No han pasado tantos años desde que muchas mujeres españolas se bañaban en el mar con enaguas, desde que la muerte de un familiar imponía a una adolescente un luto riguroso que ya no se quitaba jamás, desde que el recato femenino la obligaba a llevar mantilla en la iglesia, las mangas hasta el codo y la falda por debajo de la rodilla, desde que las abuelas se cubrían la cabeza con un pañuelo negro anudado en la barbilla para salir de casa, desde que la esposa estaba jurídicamente atada al marido, desde que una chica en bikini en la playa provocaba un escándalo hasta el punto que podía ser detenida por la Guardia Civil.

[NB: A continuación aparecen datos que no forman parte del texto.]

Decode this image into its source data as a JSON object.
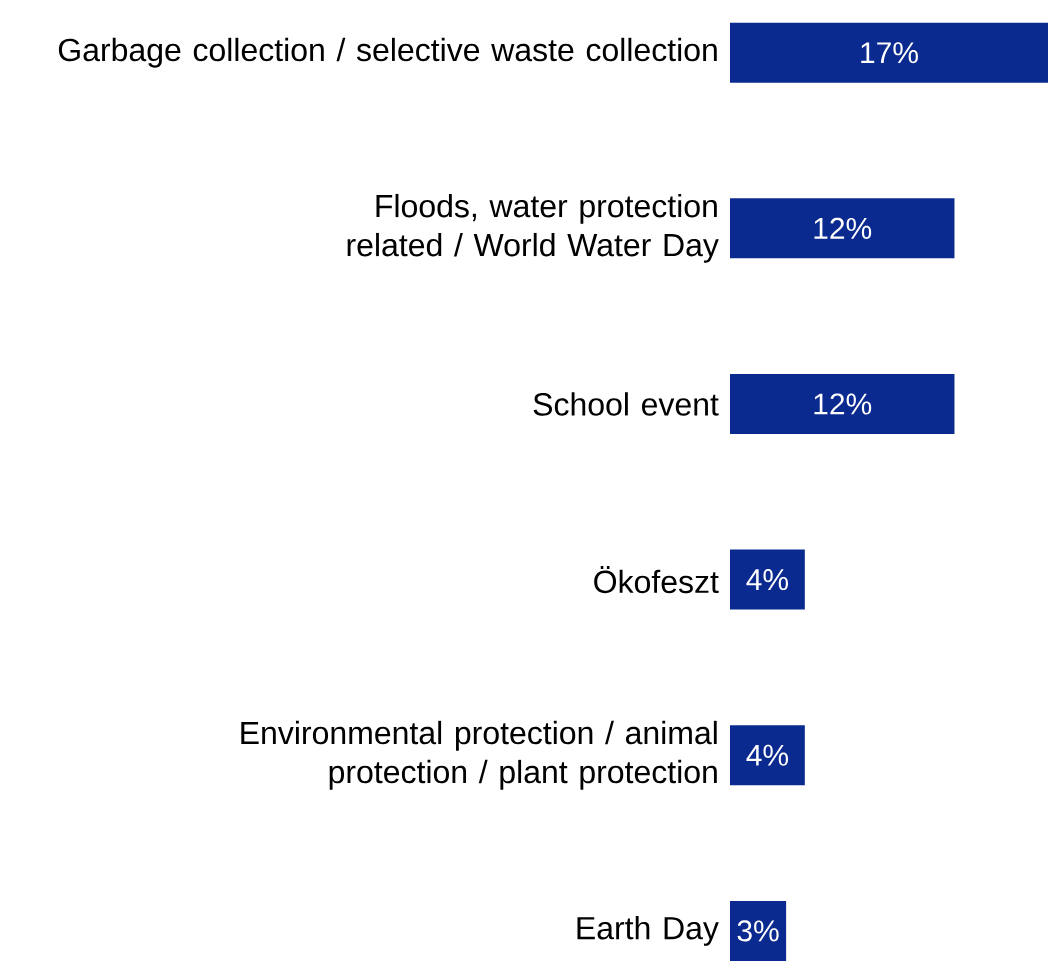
{
  "chart_data": {
    "type": "bar",
    "orientation": "horizontal",
    "categories": [
      "Garbage collection / selective waste collection",
      "Floods, water protection related / World Water Day",
      "School event",
      "Ökofeszt",
      "Environmental protection / animal protection / plant protection",
      "Earth Day"
    ],
    "values": [
      17,
      12,
      12,
      4,
      4,
      3
    ],
    "value_labels": [
      "17%",
      "12%",
      "12%",
      "4%",
      "4%",
      "3%"
    ],
    "color": "#0b2a8f",
    "xlim": [
      0,
      17
    ],
    "tick_labels": "y"
  }
}
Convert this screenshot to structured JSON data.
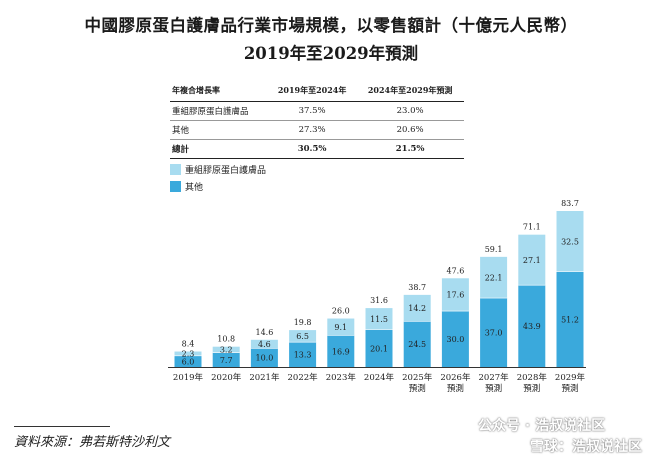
{
  "title_line1": "中國膠原蛋白護膚品行業市場規模，以零售額計（十億元人民幣）",
  "title_line2": "2019年至2029年預測",
  "cagr_table": {
    "header": [
      "年複合增長率",
      "2019年至2024年",
      "2024年至2029年預測"
    ],
    "rows": [
      {
        "label": "重組膠原蛋白護膚品",
        "v1": "37.5%",
        "v2": "23.0%"
      },
      {
        "label": "其他",
        "v1": "27.3%",
        "v2": "20.6%"
      }
    ],
    "total": {
      "label": "總計",
      "v1": "30.5%",
      "v2": "21.5%"
    }
  },
  "legend": {
    "recombinant": "重組膠原蛋白護膚品",
    "other": "其他"
  },
  "colors": {
    "recombinant": "#a8dcf0",
    "other": "#3aa9dc"
  },
  "chart_data": {
    "type": "bar",
    "stacked": true,
    "categories": [
      "2019年",
      "2020年",
      "2021年",
      "2022年",
      "2023年",
      "2024年",
      "2025年 預測",
      "2026年 預測",
      "2027年 預測",
      "2028年 預測",
      "2029年 預測"
    ],
    "series": [
      {
        "name": "其他",
        "values": [
          6.0,
          7.7,
          10.0,
          13.3,
          16.9,
          20.1,
          24.5,
          30.0,
          37.0,
          43.9,
          51.2
        ]
      },
      {
        "name": "重組膠原蛋白護膚品",
        "values": [
          2.3,
          3.2,
          4.6,
          6.5,
          9.1,
          11.5,
          14.2,
          17.6,
          22.1,
          27.1,
          32.5
        ]
      }
    ],
    "totals": [
      8.4,
      10.8,
      14.6,
      19.8,
      26.0,
      31.6,
      38.7,
      47.6,
      59.1,
      71.1,
      83.7
    ],
    "ylim": [
      0,
      83.7
    ]
  },
  "source": "資料來源：弗若斯特沙利文",
  "watermark": "公众号 · 浩叔说社区",
  "watermark2": "雪球：浩叔说社区"
}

Fue el contagio con las jóvenes europeas que ejercían su libertad en nuestras playas el que acabó con los vestigios de una vieja moral, aunque todavía queda algún juez que ante una agresión sexual tiende a culpar a la mujer de haber provocado al violador por la forma licenciosa en el vestir.

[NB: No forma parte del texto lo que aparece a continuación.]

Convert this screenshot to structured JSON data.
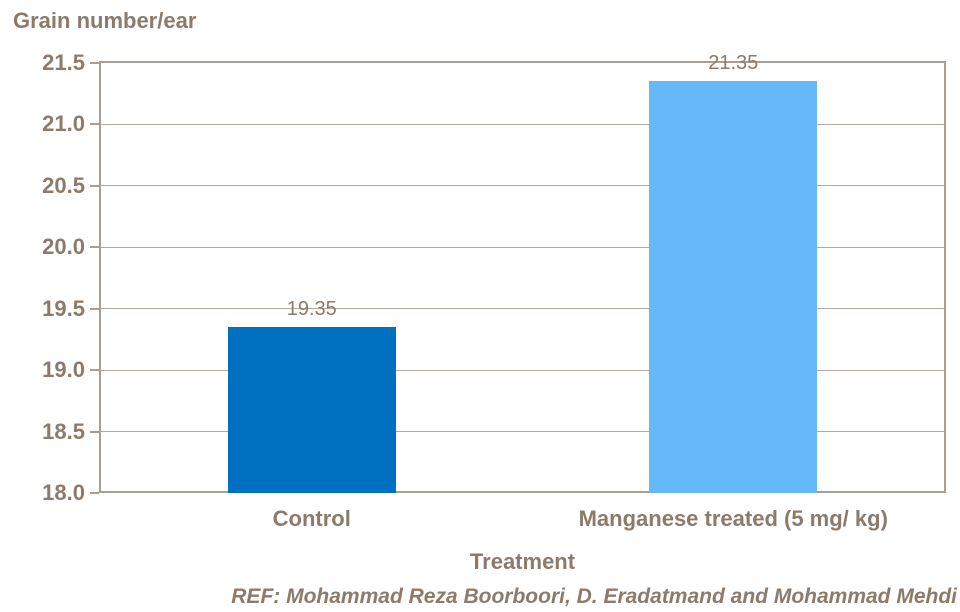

Se debate ahora la cuestión de prohibir o tolerar entre nosotros el velo que el islam impone a sus mujeres. El velo o el burka son símbolos de la absoluta sumisión de la hija o la esposa ante el padre o el marido musulmán, que cree que les pertenecen en propiedad y les da derecho a taparlas de arriba abajo para que en la calle no provoquen deseos impuros ni nadie pueda mancillarlas con miradas obscenas.
Eso mismo les sucedía a muchas mujeres españolas no hace tantos años. Pero prohibir directamente el velo musulmán supone usar las mismas armas del fanatismo religioso y contra lo que parece, es una señal de debilidad, una forma de dar la batalla por perdida. Por el contrario, la tolerancia y la libertad son la fortaleza de nuestra cultura. Da igual que una mujer lleve velo o un pollo frito en la cabeza. Al final la libertad por contagio acaba por derribar todas las barreras. Así salió vencedor el bikini frente a las enaguas.